I am not saying that it didn’t happen, or couldn’t have happened, nor am I defending the administration. I am just saying the whole thing makes no sense. Especially the whole calling the media and “shopping” the info. Especially from a notoriously leak-averse White House.
Of interest is an NRO column by Clifford May which asks:
Who leaked the fact that the wife of Joseph C. Wilson IV worked for the CIA?What also might be worth asking: “Who didn’t know?”
[…]
That wasn’t news to me. I had been told that — but not by anyone working in the White House. Rather, I learned it from someone who formerly worked in the government and he mentioned it in an offhand manner, leading me to infer it was something that insiders were well aware of.
The rest of the column is an interesting critique of Mr.

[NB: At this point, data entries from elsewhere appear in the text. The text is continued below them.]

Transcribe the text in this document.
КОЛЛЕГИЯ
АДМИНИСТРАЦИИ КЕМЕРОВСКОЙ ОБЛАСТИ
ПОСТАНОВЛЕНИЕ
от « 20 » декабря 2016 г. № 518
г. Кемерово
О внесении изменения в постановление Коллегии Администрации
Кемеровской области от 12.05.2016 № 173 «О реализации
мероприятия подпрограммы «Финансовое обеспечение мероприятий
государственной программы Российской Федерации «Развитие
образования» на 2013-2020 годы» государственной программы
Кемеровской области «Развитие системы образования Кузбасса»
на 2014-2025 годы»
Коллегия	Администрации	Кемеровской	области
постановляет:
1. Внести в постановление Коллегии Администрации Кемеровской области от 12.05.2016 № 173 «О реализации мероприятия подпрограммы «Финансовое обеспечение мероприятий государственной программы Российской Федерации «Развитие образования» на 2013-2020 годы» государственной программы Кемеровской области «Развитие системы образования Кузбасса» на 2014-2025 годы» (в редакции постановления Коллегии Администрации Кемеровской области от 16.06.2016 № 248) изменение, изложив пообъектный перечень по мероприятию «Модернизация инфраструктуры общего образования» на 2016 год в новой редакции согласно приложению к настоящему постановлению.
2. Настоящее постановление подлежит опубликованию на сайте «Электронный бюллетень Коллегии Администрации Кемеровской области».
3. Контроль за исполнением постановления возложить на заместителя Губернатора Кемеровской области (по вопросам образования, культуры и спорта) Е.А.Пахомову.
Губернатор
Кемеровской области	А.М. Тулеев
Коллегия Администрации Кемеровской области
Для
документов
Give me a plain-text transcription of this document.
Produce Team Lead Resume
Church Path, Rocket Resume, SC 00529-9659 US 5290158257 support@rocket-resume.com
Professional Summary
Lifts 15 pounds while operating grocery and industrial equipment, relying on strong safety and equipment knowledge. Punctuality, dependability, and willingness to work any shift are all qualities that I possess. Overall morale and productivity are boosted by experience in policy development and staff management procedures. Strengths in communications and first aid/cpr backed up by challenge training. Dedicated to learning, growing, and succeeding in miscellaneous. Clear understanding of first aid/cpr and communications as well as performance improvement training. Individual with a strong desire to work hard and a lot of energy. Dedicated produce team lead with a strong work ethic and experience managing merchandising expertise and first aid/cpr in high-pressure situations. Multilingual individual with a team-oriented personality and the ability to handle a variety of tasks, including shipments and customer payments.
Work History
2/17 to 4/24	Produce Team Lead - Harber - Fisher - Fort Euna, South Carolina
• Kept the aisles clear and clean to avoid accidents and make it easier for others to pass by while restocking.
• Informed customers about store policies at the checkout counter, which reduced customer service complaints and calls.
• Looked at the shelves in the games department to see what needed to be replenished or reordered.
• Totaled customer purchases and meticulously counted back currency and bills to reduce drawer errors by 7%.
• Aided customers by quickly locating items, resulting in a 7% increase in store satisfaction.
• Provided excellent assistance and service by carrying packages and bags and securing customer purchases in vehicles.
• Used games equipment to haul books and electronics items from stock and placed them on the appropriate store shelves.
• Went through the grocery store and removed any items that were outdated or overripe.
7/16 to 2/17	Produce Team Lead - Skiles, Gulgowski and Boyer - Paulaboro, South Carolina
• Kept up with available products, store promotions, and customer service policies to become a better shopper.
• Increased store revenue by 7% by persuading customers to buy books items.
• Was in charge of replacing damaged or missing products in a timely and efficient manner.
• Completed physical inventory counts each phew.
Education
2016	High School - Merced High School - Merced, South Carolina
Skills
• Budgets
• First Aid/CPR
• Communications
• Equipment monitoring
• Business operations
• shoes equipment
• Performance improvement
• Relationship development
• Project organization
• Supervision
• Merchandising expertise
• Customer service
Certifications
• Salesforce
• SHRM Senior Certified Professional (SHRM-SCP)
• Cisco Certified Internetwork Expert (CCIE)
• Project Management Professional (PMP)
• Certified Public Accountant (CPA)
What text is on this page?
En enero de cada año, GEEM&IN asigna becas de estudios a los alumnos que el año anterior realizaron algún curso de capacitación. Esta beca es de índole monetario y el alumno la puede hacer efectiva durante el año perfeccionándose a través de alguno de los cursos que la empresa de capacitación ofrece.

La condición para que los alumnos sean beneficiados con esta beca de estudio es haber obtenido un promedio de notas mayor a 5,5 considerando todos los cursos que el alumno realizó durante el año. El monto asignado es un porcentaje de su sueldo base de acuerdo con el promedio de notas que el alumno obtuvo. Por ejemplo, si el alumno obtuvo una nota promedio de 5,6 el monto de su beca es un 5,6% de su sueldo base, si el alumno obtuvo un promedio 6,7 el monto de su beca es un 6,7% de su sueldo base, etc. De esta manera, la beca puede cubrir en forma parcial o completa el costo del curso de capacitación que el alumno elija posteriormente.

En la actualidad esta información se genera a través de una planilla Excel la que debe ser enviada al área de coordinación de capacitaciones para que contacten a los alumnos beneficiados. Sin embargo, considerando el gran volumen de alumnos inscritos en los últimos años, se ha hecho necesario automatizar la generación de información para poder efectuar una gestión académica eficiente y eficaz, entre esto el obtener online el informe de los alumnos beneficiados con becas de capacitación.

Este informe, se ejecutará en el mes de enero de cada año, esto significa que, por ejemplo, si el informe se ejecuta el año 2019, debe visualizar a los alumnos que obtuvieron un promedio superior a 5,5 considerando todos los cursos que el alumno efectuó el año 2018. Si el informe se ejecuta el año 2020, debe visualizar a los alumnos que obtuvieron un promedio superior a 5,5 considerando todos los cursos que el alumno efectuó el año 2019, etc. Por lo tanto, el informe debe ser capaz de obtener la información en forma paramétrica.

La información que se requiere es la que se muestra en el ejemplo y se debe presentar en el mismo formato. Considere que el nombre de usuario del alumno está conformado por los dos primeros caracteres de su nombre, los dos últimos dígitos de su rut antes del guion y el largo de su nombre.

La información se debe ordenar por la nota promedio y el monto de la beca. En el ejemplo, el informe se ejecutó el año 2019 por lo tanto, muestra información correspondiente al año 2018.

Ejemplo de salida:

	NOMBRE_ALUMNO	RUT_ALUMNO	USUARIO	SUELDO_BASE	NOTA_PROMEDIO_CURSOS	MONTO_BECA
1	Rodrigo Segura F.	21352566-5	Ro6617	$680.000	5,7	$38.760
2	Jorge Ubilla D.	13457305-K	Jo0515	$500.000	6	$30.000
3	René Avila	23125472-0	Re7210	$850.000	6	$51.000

Wilson, but one that does not directly, in my view, deal with the Plame “outing” issue.
Now, Mr. May is a pro-administration partisan, but if what he says is true, then that puts a interesting spin on the overall situation, not to mention the “revenge” issue itself. A legitimate question at this point, to me, is what exactly was Mr. Plame’s status? Another question, that is inferred from Mr. May’s critique of Mr. Wilson is this: if Ms. Plame’s status was that delicate, why would the CIA assign her husband to this delicate and WMD-related task (WMD’s is Ms. Plame’s expertise)?
As I have noted, the whole story feels incomplete.